L'économie française n'a ainsi que faiblement tiré parti de la reprise dans les zones à forte croissance et, en tous cas, moins bien que certains de ses partenaires commerciaux comme l'Allemagne . Les exportations françaises vers l'Union européenne ont enregistré une nette décroissance (- 2,2 % en moyenne avec des baisses pouvant atteindre 7 % pour le Royaume-Uni notamment) et surtout vers les Etats-Unis (- 15,7 %), en raison de la baisse des livraisons aéronautiques et du recul des exportations pharmaceutiques. Dans le cadre de cette conjoncture ralentie, seule l'industrie automobile a enregistré une hausse de 2 % de ses ventes à l'étranger. Si le secteur agro-alimentaire a bien résisté, les exportations de l'ensemble des autres produits manufacturés ont été en repli plus ou moins accentué, le recul le plus fort ayant été enregistré par les biens d'équipement (- 7,3 %).

Pourquoi l'Allemagne a-t-elle plus profité de la reprise économique mondiale ?

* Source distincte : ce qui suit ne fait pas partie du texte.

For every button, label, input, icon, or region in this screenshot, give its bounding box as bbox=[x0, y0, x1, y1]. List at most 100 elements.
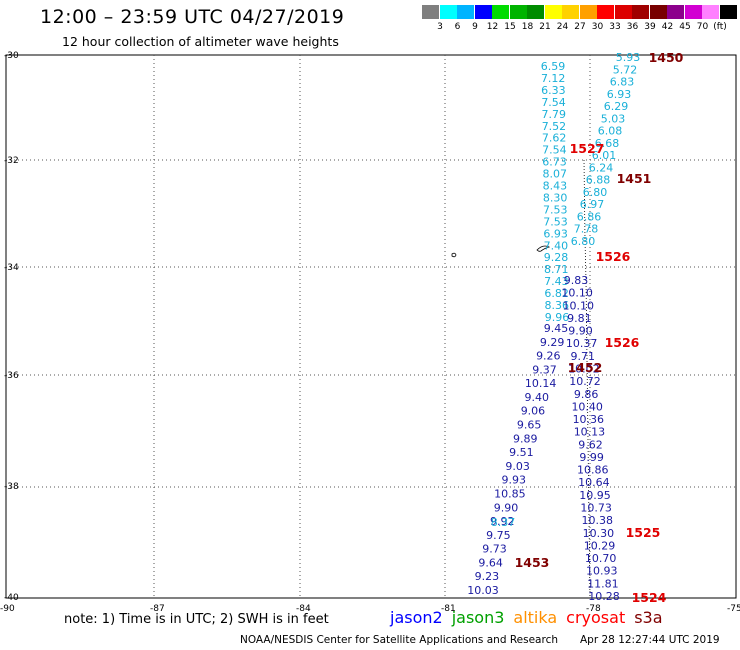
wave-height-value: 6.73 bbox=[542, 156, 567, 169]
lat-label: -38 bbox=[4, 482, 19, 492]
wave-height-value: 10.38 bbox=[582, 514, 614, 527]
wave-height-value: 6.29 bbox=[604, 100, 629, 113]
wave-height-value: 10.02 bbox=[568, 362, 600, 375]
wave-height-value: 9.90 bbox=[494, 501, 519, 514]
pass-time-label: 1451 bbox=[617, 171, 652, 186]
lon-label: -90 bbox=[0, 604, 15, 614]
wave-height-value: 10.86 bbox=[577, 464, 609, 477]
island-outline bbox=[451, 252, 457, 258]
wave-height-value: 5.03 bbox=[601, 112, 626, 125]
wave-height-value: 10.37 bbox=[566, 337, 598, 350]
credit-text: NOAA/NESDIS Center for Satellite Applica… bbox=[240, 634, 558, 646]
lon-label: -78 bbox=[586, 604, 601, 614]
color-tick-label: 39 bbox=[644, 22, 656, 32]
wave-height-value: 6.83 bbox=[610, 76, 635, 89]
wave-height-value: 7.79 bbox=[542, 108, 567, 121]
map-frame bbox=[5, 54, 737, 599]
lat-label: -30 bbox=[4, 51, 19, 61]
color-swatch bbox=[614, 5, 632, 19]
wave-height-value: 8.07 bbox=[542, 168, 567, 181]
pass-time-label: 1526 bbox=[596, 249, 631, 264]
wave-height-value: 9.90 bbox=[568, 325, 593, 338]
color-swatch bbox=[667, 5, 684, 19]
wave-height-value: 10.10 bbox=[561, 287, 593, 300]
pass-time-label: 1527 bbox=[570, 141, 605, 156]
color-swatch bbox=[632, 5, 649, 19]
wave-height-value: 10.64 bbox=[578, 476, 610, 489]
color-swatch bbox=[579, 5, 597, 19]
color-swatch bbox=[422, 5, 439, 19]
wave-height-value: 10.14 bbox=[525, 377, 557, 390]
color-tick-label: 6 bbox=[454, 22, 461, 32]
wave-height-value: 6.93 bbox=[607, 88, 632, 101]
wave-height-value: 8.71 bbox=[544, 263, 569, 276]
color-tick-label: 30 bbox=[591, 22, 604, 32]
color-swatch bbox=[684, 5, 702, 19]
satellite-legend-item: cryosat bbox=[566, 608, 626, 627]
wave-height-value: 10.40 bbox=[571, 400, 603, 413]
pass-time-label: 1526 bbox=[605, 335, 640, 350]
color-swatch bbox=[492, 5, 509, 19]
wave-height-value: 9.65 bbox=[517, 419, 542, 432]
timestamp-text: Apr 28 12:27:44 UTC 2019 bbox=[580, 634, 720, 646]
color-tick-label: 70 bbox=[696, 22, 709, 32]
island-outline bbox=[536, 245, 551, 252]
wave-height-value: 9.96 bbox=[545, 311, 570, 324]
color-swatch bbox=[544, 5, 562, 19]
wave-height-value: 7.43 bbox=[544, 275, 569, 288]
wave-height-value: 7.12 bbox=[541, 72, 566, 85]
coastline bbox=[583, 159, 591, 599]
satellite-legend-item: altika bbox=[513, 608, 558, 627]
satellite-legend-item: s3a bbox=[634, 608, 663, 627]
page-title: 12:00 – 23:59 UTC 04/27/2019 bbox=[40, 6, 345, 28]
wave-height-value: 9.23 bbox=[475, 570, 500, 583]
color-tick-label: 36 bbox=[626, 22, 639, 32]
satellite-legend: jason2 jason3 altika cryosat s3a bbox=[390, 608, 672, 627]
wave-height-value: 9.26 bbox=[536, 350, 561, 363]
wave-height-value: 7.53 bbox=[543, 215, 568, 228]
wave-height-value: 6.33 bbox=[541, 84, 566, 97]
wave-height-value: 9.92 bbox=[490, 515, 515, 528]
wave-height-value: 9.51 bbox=[509, 446, 534, 459]
wave-height-value: 6.08 bbox=[598, 125, 623, 138]
wave-height-value: 9.37 bbox=[532, 363, 557, 376]
wave-height-value: 6.01 bbox=[592, 149, 617, 162]
lon-label: -84 bbox=[296, 604, 311, 614]
wave-height-value: 10.36 bbox=[573, 413, 605, 426]
pass-time-label: 1524 bbox=[632, 590, 667, 605]
wave-height-value: 9.29 bbox=[540, 336, 565, 349]
wave-height-value: 9.06 bbox=[521, 405, 546, 418]
color-tick-label: 12 bbox=[486, 22, 499, 32]
wave-height-value: 6.68 bbox=[595, 137, 620, 150]
color-tick-label: 42 bbox=[661, 22, 674, 32]
wave-height-value: 6.24 bbox=[589, 161, 614, 174]
wave-height-value: 10.95 bbox=[579, 489, 611, 502]
wave-height-value: 8.37 bbox=[491, 516, 516, 529]
wave-height-value: 6.59 bbox=[541, 60, 566, 73]
wave-height-value: 6.97 bbox=[580, 198, 605, 211]
pass-time-label: 1525 bbox=[626, 525, 661, 540]
wave-height-value: 5.72 bbox=[613, 63, 638, 76]
color-tick-label: 18 bbox=[521, 22, 534, 32]
color-swatch bbox=[719, 5, 737, 19]
color-swatch bbox=[597, 5, 614, 19]
wave-height-value: 7.54 bbox=[542, 144, 567, 157]
wave-height-value: 10.28 bbox=[588, 590, 620, 603]
wave-height-value: 9.75 bbox=[486, 529, 511, 542]
color-tick-label: 33 bbox=[609, 22, 621, 32]
color-swatch bbox=[649, 5, 667, 19]
color-swatch bbox=[457, 5, 474, 19]
color-tick-label: 3 bbox=[437, 22, 443, 32]
pass-time-label: 1452 bbox=[568, 360, 603, 375]
wave-height-value: 8.43 bbox=[543, 180, 568, 193]
wave-height-value: 10.85 bbox=[494, 487, 526, 500]
wave-height-value: 6.88 bbox=[586, 174, 611, 187]
wave-height-value: 9.99 bbox=[579, 451, 604, 464]
wave-height-value: 5.93 bbox=[616, 51, 641, 64]
color-tick-label: 15 bbox=[504, 22, 516, 32]
wave-height-value: 9.89 bbox=[513, 432, 538, 445]
color-tick-label: 27 bbox=[574, 22, 586, 32]
wave-height-value: 9.86 bbox=[574, 388, 599, 401]
wave-height-value: 11.81 bbox=[587, 577, 619, 590]
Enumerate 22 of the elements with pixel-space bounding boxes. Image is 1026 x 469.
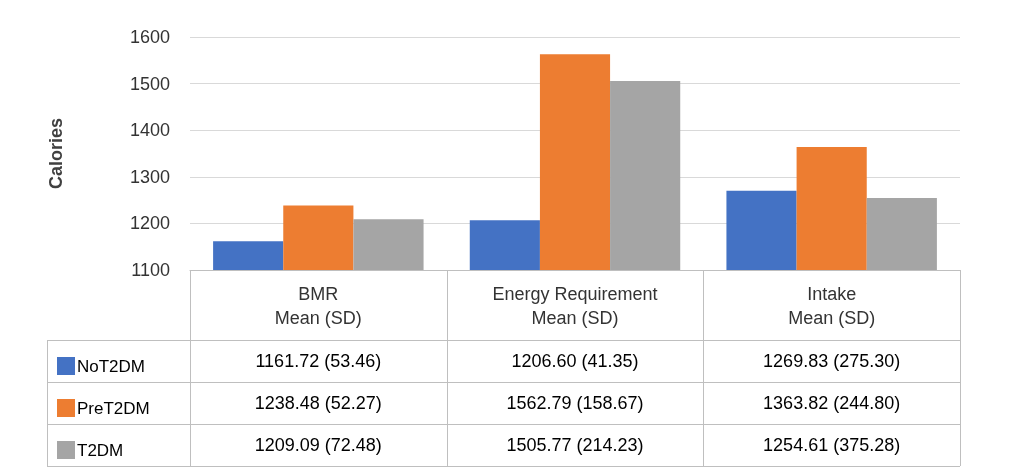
data-label: 1209.09 (72.48) bbox=[253, 434, 383, 457]
legend-label: NoT2DM bbox=[77, 356, 146, 376]
y-axis-title: Calories bbox=[46, 117, 66, 190]
data-label: 1562.79 (158.67) bbox=[505, 392, 645, 415]
y-tick-label: 1200 bbox=[129, 213, 170, 234]
legend-label: T2DM bbox=[77, 440, 124, 460]
x-tick-label: Energy Requirement Mean (SD) bbox=[492, 284, 658, 328]
x-tick-label: Intake Mean (SD) bbox=[788, 284, 876, 328]
y-tick-label: 1100 bbox=[131, 260, 170, 280]
data-label: 1206.60 (41.35) bbox=[510, 350, 640, 373]
data-label: 1254.61 (375.28) bbox=[762, 434, 902, 457]
y-tick-label: 1600 bbox=[129, 27, 170, 47]
y-tick-label: 1400 bbox=[129, 120, 170, 141]
data-label: 1161.72 (53.46) bbox=[254, 350, 383, 373]
data-label: 1505.77 (214.23) bbox=[505, 434, 645, 457]
data-label: 1269.83 (275.30) bbox=[762, 350, 902, 373]
y-tick-label: 1300 bbox=[129, 166, 170, 187]
y-tick-label: 1500 bbox=[129, 73, 170, 94]
x-tick-label: BMR Mean (SD) bbox=[274, 284, 362, 328]
data-label: 1238.48 (52.27) bbox=[253, 392, 383, 415]
data-label: 1363.82 (244.80) bbox=[762, 392, 902, 415]
legend-label: PreT2DM bbox=[77, 398, 150, 418]
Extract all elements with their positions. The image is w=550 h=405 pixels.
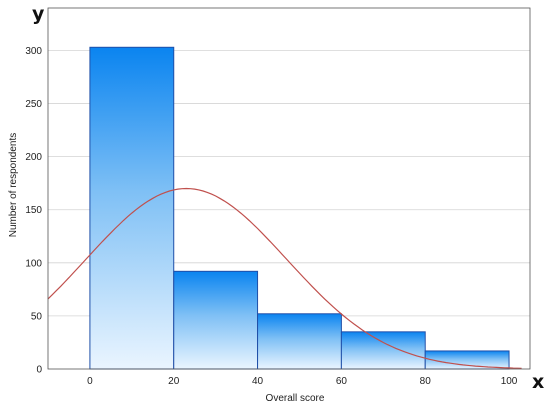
- fitted-normal-curve: [47, 187, 522, 369]
- histogram-bar: [257, 313, 342, 370]
- y-tick-label: 150: [25, 205, 42, 216]
- bars: [89, 46, 510, 370]
- y-axis-title: Number of respondents: [8, 133, 19, 238]
- x-tick-label: 80: [420, 376, 432, 387]
- x-tick-label: 20: [168, 376, 180, 387]
- y-tick-label: 200: [25, 152, 42, 163]
- x-axis-title: Overall score: [266, 393, 325, 404]
- x-tick-label: 40: [252, 376, 264, 387]
- y-tick-label: 0: [36, 365, 42, 376]
- x-tick-label: 60: [336, 376, 348, 387]
- y-tick-label: 50: [31, 311, 43, 322]
- corner-y-label: y: [32, 3, 45, 25]
- y-tick-label: 250: [25, 99, 42, 110]
- y-tick-label: 100: [25, 258, 42, 269]
- y-tick-labels: 0 50 100 150 200 250 300: [25, 46, 42, 376]
- x-tick-label: 0: [87, 376, 93, 387]
- plot-frame: [47, 7, 531, 370]
- x-tick-label: 100: [501, 376, 518, 387]
- histogram-bar: [424, 350, 510, 370]
- histogram-bar: [173, 270, 259, 370]
- x-tick-labels: 0 20 40 60 80 100: [87, 376, 518, 387]
- histogram-bar: [89, 46, 175, 370]
- corner-x-label: x: [532, 371, 544, 393]
- histogram-bar: [340, 331, 426, 370]
- y-tick-label: 300: [25, 46, 42, 57]
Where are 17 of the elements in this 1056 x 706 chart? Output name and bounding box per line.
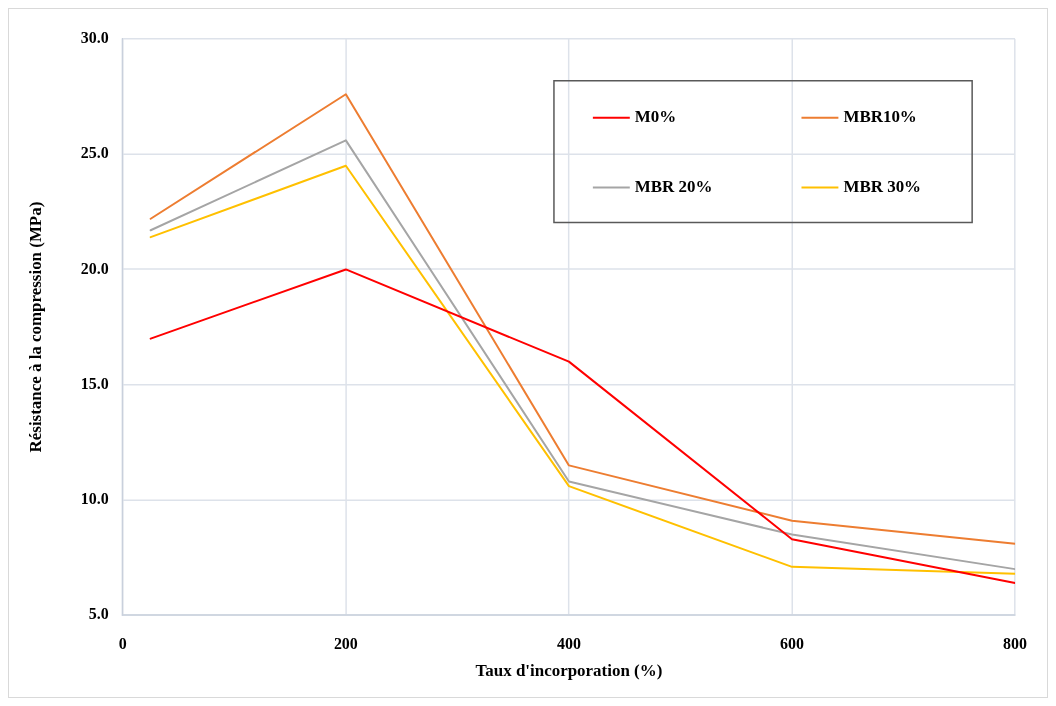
x-tick-label: 600 (780, 634, 804, 652)
y-tick-label: 30.0 (80, 29, 109, 47)
y-tick-label: 15.0 (80, 374, 109, 392)
x-tick-label: 200 (333, 634, 358, 652)
x-tick-label: 400 (556, 634, 581, 652)
y-tick-label: 5.0 (88, 605, 109, 623)
legend-label: MBR 30% (843, 176, 922, 196)
legend-label: M0% (634, 107, 677, 127)
y-tick-label: 25.0 (80, 144, 109, 162)
legend-label: MBR10% (843, 107, 917, 127)
y-tick-label: 10.0 (80, 490, 109, 508)
y-axis-title: Résistance à la compression (MPa) (25, 201, 45, 453)
legend-label: MBR 20% (634, 176, 713, 196)
x-tick-label: 0 (118, 634, 127, 652)
x-axis-title: Taux d'incorporation (%) (475, 661, 663, 681)
y-tick-label: 20.0 (80, 259, 109, 277)
x-tick-label: 800 (1003, 634, 1028, 652)
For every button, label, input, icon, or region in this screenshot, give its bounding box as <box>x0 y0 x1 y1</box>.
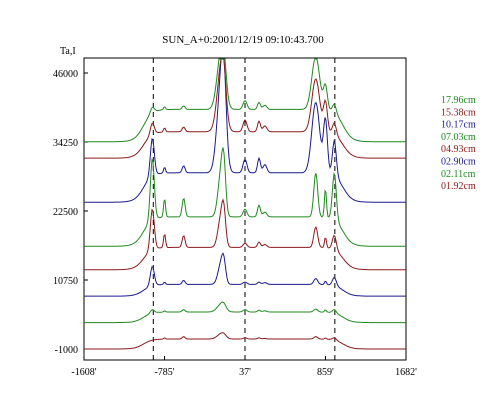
y-tick-label: 34250 <box>53 138 78 149</box>
series-line <box>84 198 406 271</box>
legend-entry: 10.17cm <box>441 120 476 131</box>
x-ticks: -1608' -785' 37' 859' 1682' <box>71 356 417 378</box>
chart-title: SUN_A+0:2001/12/19 09:10:43.700 <box>162 34 324 46</box>
series-line <box>84 147 406 247</box>
x-tick-label: 1682' <box>395 367 417 378</box>
x-tick-label: -1608' <box>71 367 96 378</box>
series-line <box>84 301 406 324</box>
legend-entry: 02.11cm <box>441 169 476 180</box>
legend-entry: 04.93cm <box>441 144 476 155</box>
legend-entry: 15.38cm <box>441 107 476 118</box>
x-tick-label: 859' <box>317 367 334 378</box>
x-tick-label: 37' <box>239 367 251 378</box>
y-tick-label: 22500 <box>53 207 78 218</box>
legend-entry: 17.96cm <box>441 95 476 106</box>
y-tick-label: 10750 <box>53 276 78 287</box>
legend-entry: 01.92cm <box>441 181 476 192</box>
legend-entry: 07.03cm <box>441 132 476 143</box>
y-axis-label: Ta,I <box>60 46 76 57</box>
series-lines <box>84 58 406 350</box>
series-line <box>84 332 406 350</box>
y-ticks: 46000 34250 22500 10750 -1000 <box>53 69 88 356</box>
series-line <box>84 58 406 203</box>
x-tick-label: -785' <box>154 367 174 378</box>
series-line <box>84 58 406 159</box>
legend-entry: 02.90cm <box>441 157 476 168</box>
y-tick-label: 46000 <box>53 69 78 80</box>
series-line <box>84 58 406 143</box>
y-tick-label: -1000 <box>55 345 78 356</box>
series-line <box>84 252 406 297</box>
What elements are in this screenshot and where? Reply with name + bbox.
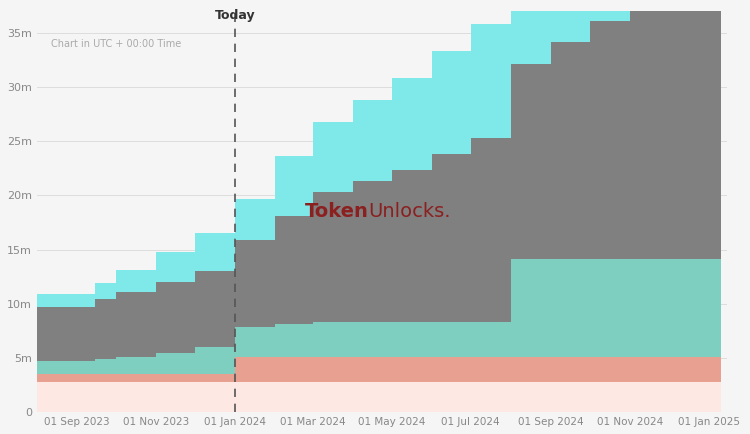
Text: Unlocks.: Unlocks. <box>368 202 451 221</box>
Text: Today: Today <box>214 9 255 22</box>
Text: Token: Token <box>304 202 368 221</box>
Text: Chart in UTC + 00:00 Time: Chart in UTC + 00:00 Time <box>50 39 181 49</box>
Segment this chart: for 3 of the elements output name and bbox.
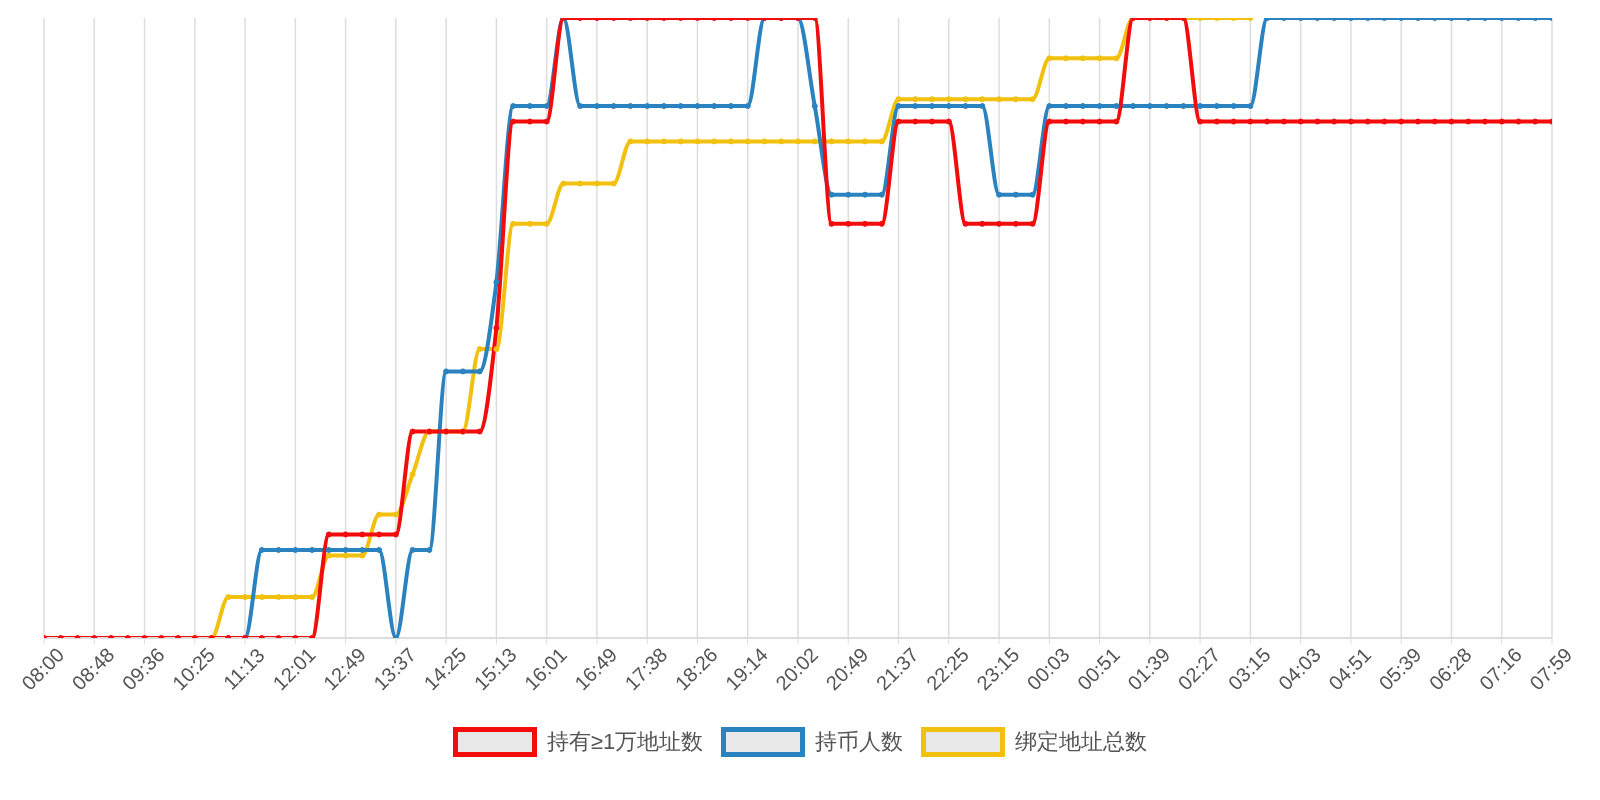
legend-label: 持币人数 [815, 728, 904, 756]
legend-label: 持有≥1万地址数 [546, 728, 704, 756]
legend-label: 绑定地址总数 [1015, 728, 1148, 756]
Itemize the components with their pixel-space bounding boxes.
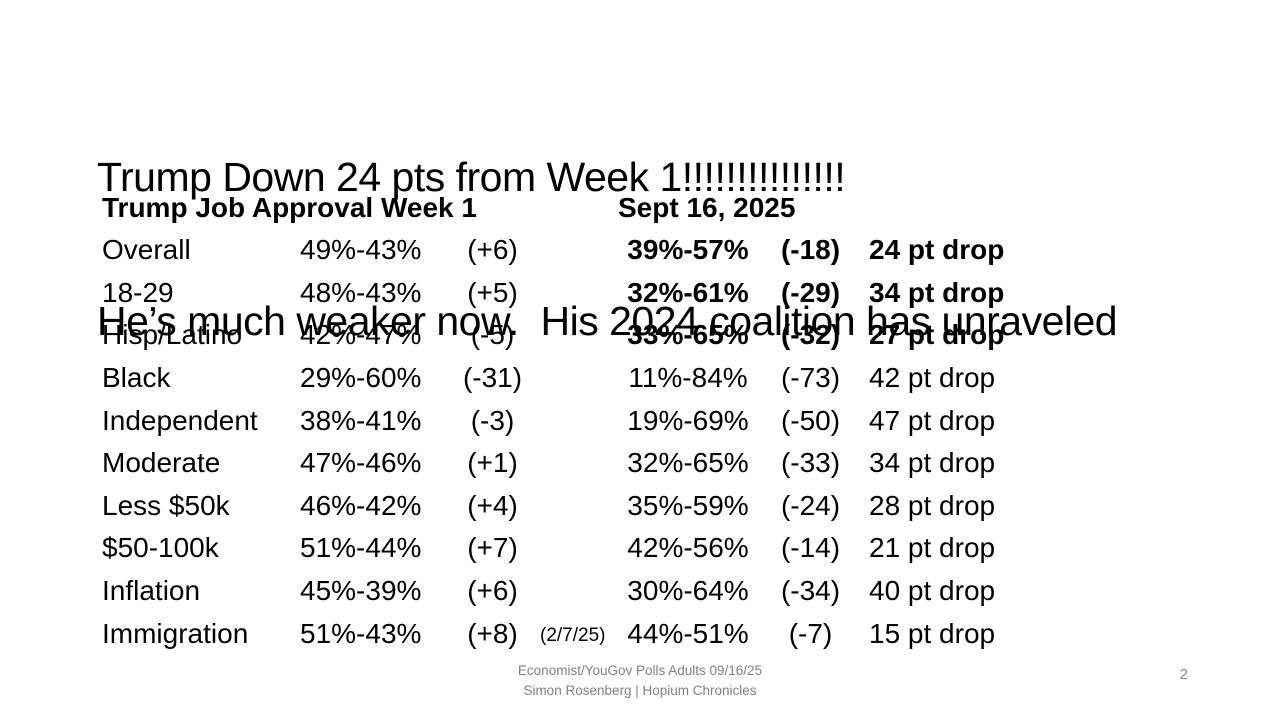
date-note bbox=[540, 290, 618, 295]
table-row: Hisp/Latino 42%-47% (-5) 33%-65% (-32) 2… bbox=[102, 314, 1042, 357]
group-label: Moderate bbox=[102, 447, 221, 479]
sept-margin: (-33) bbox=[780, 447, 841, 479]
date-note bbox=[540, 418, 618, 423]
pt-drop: 28 pt drop bbox=[869, 489, 996, 521]
sept-margin: (-34) bbox=[780, 575, 841, 607]
week1-margin: (-3) bbox=[470, 404, 515, 436]
week1-result: 51%-43% bbox=[300, 617, 422, 649]
sept-result: 32%-61% bbox=[627, 276, 749, 308]
pt-drop: 15 pt drop bbox=[869, 617, 996, 649]
slide-title-line1: Trump Down 24 pts from Week 1!!!!!!!!!!!… bbox=[97, 154, 846, 200]
page-number: 2 bbox=[1179, 666, 1188, 683]
week1-result: 45%-39% bbox=[300, 575, 422, 607]
sept-result: 44%-51% bbox=[627, 617, 749, 649]
date-note bbox=[540, 461, 618, 466]
sept-margin: (-7) bbox=[788, 617, 833, 649]
sept-margin: (-18) bbox=[780, 234, 841, 266]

Selon l'analyse du ministère délégué au commerce extérieur, le meilleur positionnement, notamment au plan géographique, de l'Allemagne, a permis à ses exportateurs de profiter pleinement du rebond enregistré au deuxième semestre 2003. L'économie allemande a ainsi commencé plus tôt que d'autres à diversifier ses débouchés au profit de marchés en forte croissance comme les Etats-Unis dans les années 1990, mais aussi les pays d'Europe centrale et orientale (PECO) et la Chine.

A titre d'illustration, entre 1991 et 2001, la réorientation des exportations a été bien plus accélérée en Allemagne qu'en France. Dès 2001, l'Union européenne ne représentait plus que 55,2 % des exportations allemandes contre 61,2 % pour la France. En outre, durant la même période, la part des PECO dans les exportations allemandes a triplé pour s'établir à 8,5 % (contre 3,5 % dans les ventes françaises), de même que celle de la Chine.

Enfin, les exportateurs allemands ont profité à plein de la forte croissance américaine des années 1990. La part des Etats-Unis dans les exportations allemandes a presque doublé en dix ans, passant de 6,3 % en 1991 à 10,7 % en 2001, alors qu'elles ne progressaient que de deux points en France (de 6,4 à 8,8 %). Comme le soulignait M. François Loos, ministre délégué au commerce extérieur, si la France était dotée de la même répartition géographique des exportations que l'Allemagne, elle pourrait bénéficier de 6 % d'exportations supplémentaires.

Source : le MOCI n° 1641, 11 mars 2004

A l'inverse, les entreprises françaises exportatrices sont peu présentes dans les grandes régions en croissance comme la Chine . Plus dispersées et partant de niveau généralement bas, les exportations françaises en Chine progressent certes dans tous les secteurs à un rythme inégalé. Elles sont ainsi dominées par les biens d'équipement et intermédiaires. Mais, même si le bilan de l'année 2003 est plutôt positif dans la mesure où la hausse des exportations françaises vers ce pays a été de 32,3 % , le retard est encore conséquent car la part de marché française dans les importations chinoises n'est que de 1,4  % . Ainsi, une intensification des relations commerciales avec ce pays doit nécessairement passer par une hausse des investissements des entreprises françaises en Chine, les IDE français n'y atteignant que 1,8 milliard d'euros, soit à peine 0,4  % du stock total des investissements français à l'étranger . La demande mondiale adressée à la France bénéficie donc moins, dans ces conditions, du dynamisme des importations asiatiques du fait d'une moindre présence française sur ces marchés.

Enfin, la reprise mondiale ayant été principalement tirée par la consommation des ménages , son faible contenu en investissement en 2003 n'a pas favorisé la croissance des ventes de biens intermédiaires et de biens d'équipement, qui représentent plus de la moitié des exportations françaises.